Welk land zou volgens u het volgende gastland moeten zijn van de voorjaarsconferentie van de IPU?

‘Wat hier altijd lastig aan is, is dat we soms ook in landen komen waar de hoeveelheid democratische rechten heel laag is. Natuurlijk worden daar terecht soms door mensen vraagtekens bij gezet: “moet je dat wel doen?” Tegelijkertijd is dat precies wat je als IPU wil doen, namelijk die landen naar een hoger democratisch niveau krijgen. Dat kun je juist bereiken door in die landen het gesprek aan te gaan over de vraag wat er wel goed gaat en wat niet. Ik merk wel dat sommige landen er heel serieus mee bezig zijn en kleine stapjes zetten.

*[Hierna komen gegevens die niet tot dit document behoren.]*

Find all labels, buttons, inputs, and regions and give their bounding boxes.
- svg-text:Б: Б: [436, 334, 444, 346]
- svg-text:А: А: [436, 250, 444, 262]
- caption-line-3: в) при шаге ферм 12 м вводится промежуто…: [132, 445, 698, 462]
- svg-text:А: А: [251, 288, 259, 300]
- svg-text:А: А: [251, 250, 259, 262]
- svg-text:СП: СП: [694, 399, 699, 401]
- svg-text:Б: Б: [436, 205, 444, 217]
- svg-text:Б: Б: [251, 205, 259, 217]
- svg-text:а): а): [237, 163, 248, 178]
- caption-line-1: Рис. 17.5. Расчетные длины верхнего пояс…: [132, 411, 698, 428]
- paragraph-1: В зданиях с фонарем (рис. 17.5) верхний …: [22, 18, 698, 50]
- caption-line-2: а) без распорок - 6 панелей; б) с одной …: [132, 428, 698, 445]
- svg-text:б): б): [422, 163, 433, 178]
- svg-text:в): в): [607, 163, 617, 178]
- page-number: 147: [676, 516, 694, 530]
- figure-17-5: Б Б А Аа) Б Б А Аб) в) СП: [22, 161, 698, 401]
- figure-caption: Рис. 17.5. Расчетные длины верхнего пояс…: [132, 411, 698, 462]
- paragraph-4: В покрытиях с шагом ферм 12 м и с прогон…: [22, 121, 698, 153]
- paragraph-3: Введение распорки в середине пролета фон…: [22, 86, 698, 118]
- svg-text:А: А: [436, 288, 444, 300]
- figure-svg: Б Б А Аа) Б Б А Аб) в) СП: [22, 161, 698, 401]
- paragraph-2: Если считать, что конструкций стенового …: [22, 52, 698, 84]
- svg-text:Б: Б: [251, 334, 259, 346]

Vanuit onze westerse blik denken we misschien dat we niet snel genoeg gaan. Maar het helpt wel. Misschien is een mooi voorbeeld hiervoor dat we vanuit onze 12PLUS Groep een bijeenkomst wilden organiseren over LHBTIQ+. Dat kon niet in het land waar we het in eerste instantie wilden organiseren, want daar mochten we niet over dit onderwerp praten. Vervolgens ontstond er een hele heisa over in de organisatie. In die discussie sprak ik een vrouw, een Afrikaanse parlementariër, die zei: “ik wil er wel wat mee, want ik vind wel dat jullie een punt hebben. Maar ik vind het heel lastig, want als ik thuis kom dan denken mijn kiezers er heel anders over. Dus help mij om stappen te zetten in de goede richting en heb begrip voor waar ik vandaan kom en dat ik het ook thuis moet kunnen uitleggen.” En dat is dus de kracht van de IPU: je hoeft geen grote stappen te zetten, maar het gesprek beginnen, dit met elkaar kunnen onderkennen dat dit de situatie is, is al een hele grote vooruitgang.’

Heeft u ten slotte nog een andere boodschap voor de Kamerleden over de IPU?

‘Als politici zijn we vaak erg resultaatgericht: what’s in it for me ? Dat is vrij zakelijk. Ook omdat politici naar de eigen kiezers in het land terug moeten kunnen gaan. Maar als mens heb je ook een politieke ontwikkeling. En die kant wordt erg wakker geroepen in de IPU. Dankzij mijn deelname aan de IPU ben ik erg gaan nadenken over vragen als: wie ben ik als politica, waar sta ik voor, hoe spaarzaam zijn we met onze democratische waarden in onze landen? Dat is echt van toegevoegde waarde. Dat wordt misschien niet zo ervaren als: ik kom na een conferentie thuis en morgen is het allemaal anders in de wereld. Maar het is wel van: ik kom thuis en ik snap een beetje meer van de stappen die ik moet zetten om alles anders te maken in de wereld.’